Constructed from 1914 to 1916, Lantarnam Hall was designed by Bay Area architect John Powers to match Speke Hall which was built during the late sixteenth century in Lancashire, England. The estate was built for Percy Morgan, an influential member of the Bay Area's business community and among its social elites. The estate is named in honor of the town of Lantarnam, Wales and was filled with numerous European art objects, furniture, and building materials. In 1952 John Carter Ford bought the house and renovated it for a day school. The property became a private home again in the 1980s and remains a private property.
Lantarnam Hall is an outstanding example of the Tudor Revival architectural style and was inspired by the English landmark Speke Hall which was completed in 1589. Percy Morgan, who enjoyed immense success in mining and banking constructed the home in 1916 and lived here with his wife and two sons. Morgan also proved influential in the formation of the California Wine Association which bolstered the wine industry in the Bay Area and vicinity.
Percy Tredegar Morgan was born in London in 1862, of a prominent Welsh family. Morgan attended Oxford University as a junior candidate, but he left at the age of fourteen to take a position with the London accounting firm Turquand, Youngs & Co. When he turned twenty-one, he left for the U.S. when he took a job with the London's Victorine Gold Mining Company located in Austin, Nevada.
A few years later, he took a superintendent position at the Republic Mining and Smelting Company in Cooke City, Montana. However, Morgan found Montana winters intolerable and thus left in 1885 for San Francisco, where his career progressed rapidly. He was integral in the formation of the Nevada Gypsum and Fertilizer Company, Eureka Mining Company, and the Sunset Telephone-Telegraph Company (later known as Pacific Telephone & Telegraph). And, by the end of the century, he served as director of the Union Trust Compan and Wells Fargo Nevada National Bank.
During the 1890s, Morgan was a fixture in San Francisco's business community and enjoyed memberships at the Pacific Union and Bohemian clubs. As well, in 1893, he married Fanny Babbit Ainsworth (called Daisy), who came from an affluent Oakland family. He purchased a 100-acre property just above today's Foothill College.
Morgan also joined with other prominent business persons and social elites to form the California Wine Association (CWA), the largest wine-producing cooperative in the world, and influential in spurring the Napa and Sonoma wine industries. However, the significant 1906 Bay Area earthquake and fire forced the CWA to relocate to Richmond, California, where it is known today as Winehaven.
Morgan suffered from several ailments, so at the age of forty-nine, he retired and, by recommendation of his doctors, went on a sea voyage to rest. Morgan, Daisy, and their two sons -- Percy, Jr. and Jack -- took a three-year European vacation, visiting such locations as Britain, Austria, France, Italy, and Switzerland.

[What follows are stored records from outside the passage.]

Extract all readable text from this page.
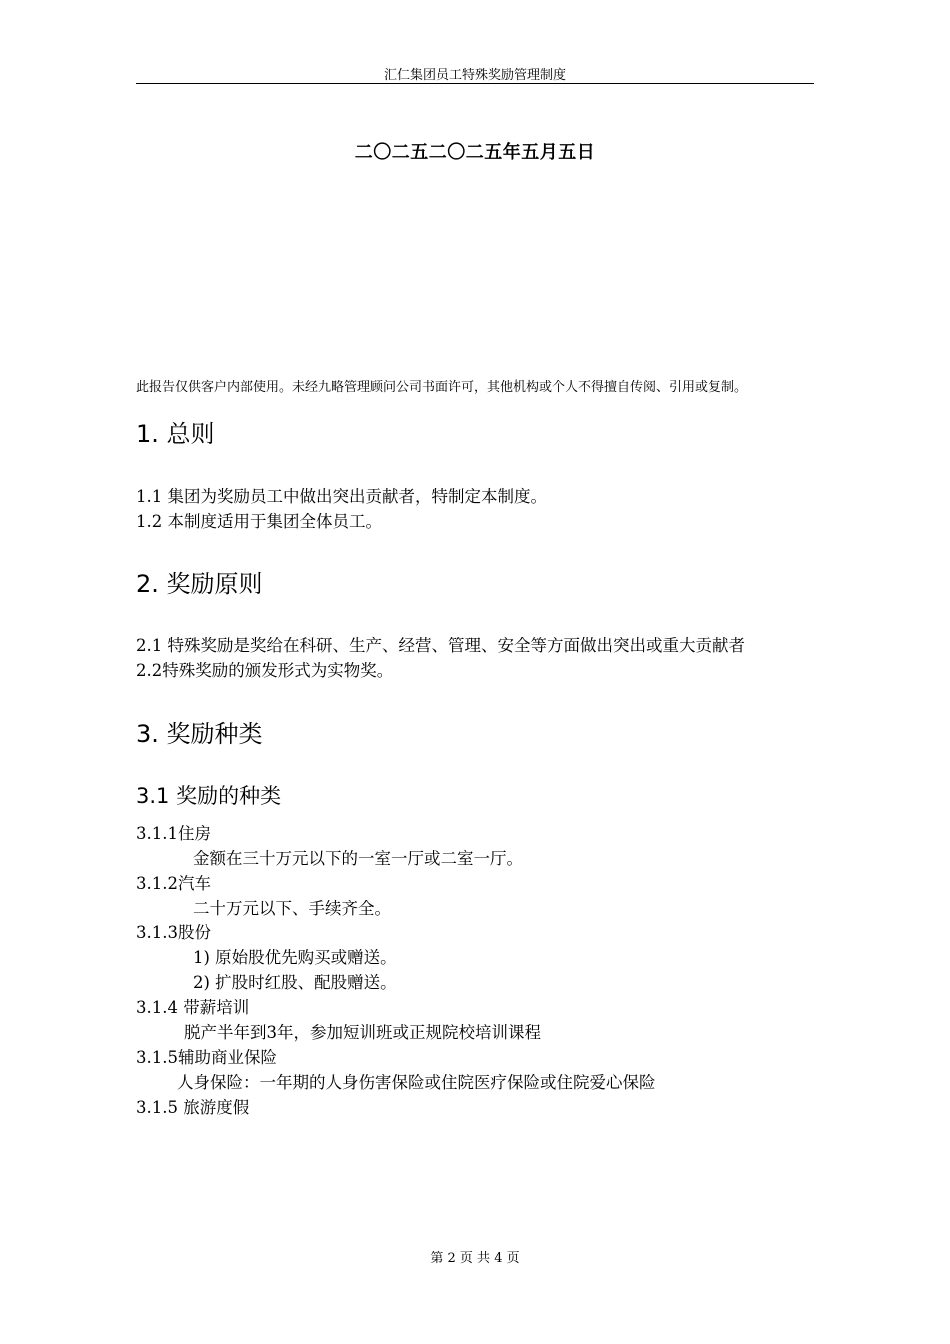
汇仁集团员工特殊奖励管理制度
二〇二五二〇二五年五月五日
此报告仅供客户内部使用。未经九略管理顾问公司书面许可，其他机构或个人不得擅自传阅、引用或复制。
1. 总则
1.1 集团为奖励员工中做出突出贡献者，特制定本制度。
1.2 本制度适用于集团全体员工。
2. 奖励原则
2.1 特殊奖励是奖给在科研、生产、经营、管理、安全等方面做出突出或重大贡献者
2.2特殊奖励的颁发形式为实物奖。
3. 奖励种类
3.1 奖励的种类
3.1.1住房
金额在三十万元以下的一室一厅或二室一厅。
3.1.2汽车
二十万元以下、手续齐全。
3.1.3股份
1) 原始股优先购买或赠送。
2) 扩股时红股、配股赠送。
3.1.4 带薪培训
脱产半年到3年，参加短训班或正规院校培训课程
3.1.5辅助商业保险
人身保险：一年期的人身伤害保险或住院医疗保险或住院爱心保险
3.1.5 旅游度假
第 2 页 共 4 页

While in Britain, notably Wales, it is believed they saw the English Tudor mansion known as Speke Hall (circa 1589), the inspiration for the now historic Lantarman Hall, which he had constructed in 1914 (completed in 1916). Designed by a relatively unknown architect, John H. Powers, the Tudor Revival Lantarnam Hall has been featured in several issues of The Architect and later California Architect and Engineer. Integrated into the Manor House and Great Hall are artifacts. The ceiling of the great hall, taken from the Venetian Palace of Marino Grimini (a fifteenth-century Venetian Doge), includes a collage of heavy frames and oil paintings depicting the fame of Venice. A Van Amstel balcony balustrade from Holland fences the mezzanine of the great hall.
Morgan only lived for the home for five years. In 1920, for an unexplained reason, Morgan took his own life when he shot himself in the home. In 1952 John Carter Ford bought the house and renovated it for a day school -- the Ford Day School. It reverted to private ownership in 1988. Although the estate has been diminished by land sales and urbanization, including Foothill College and a section of the interstate highway, the remaining seven acres and stately home stand as a reminder of the great fortunes gained by a few during the Gilded Age.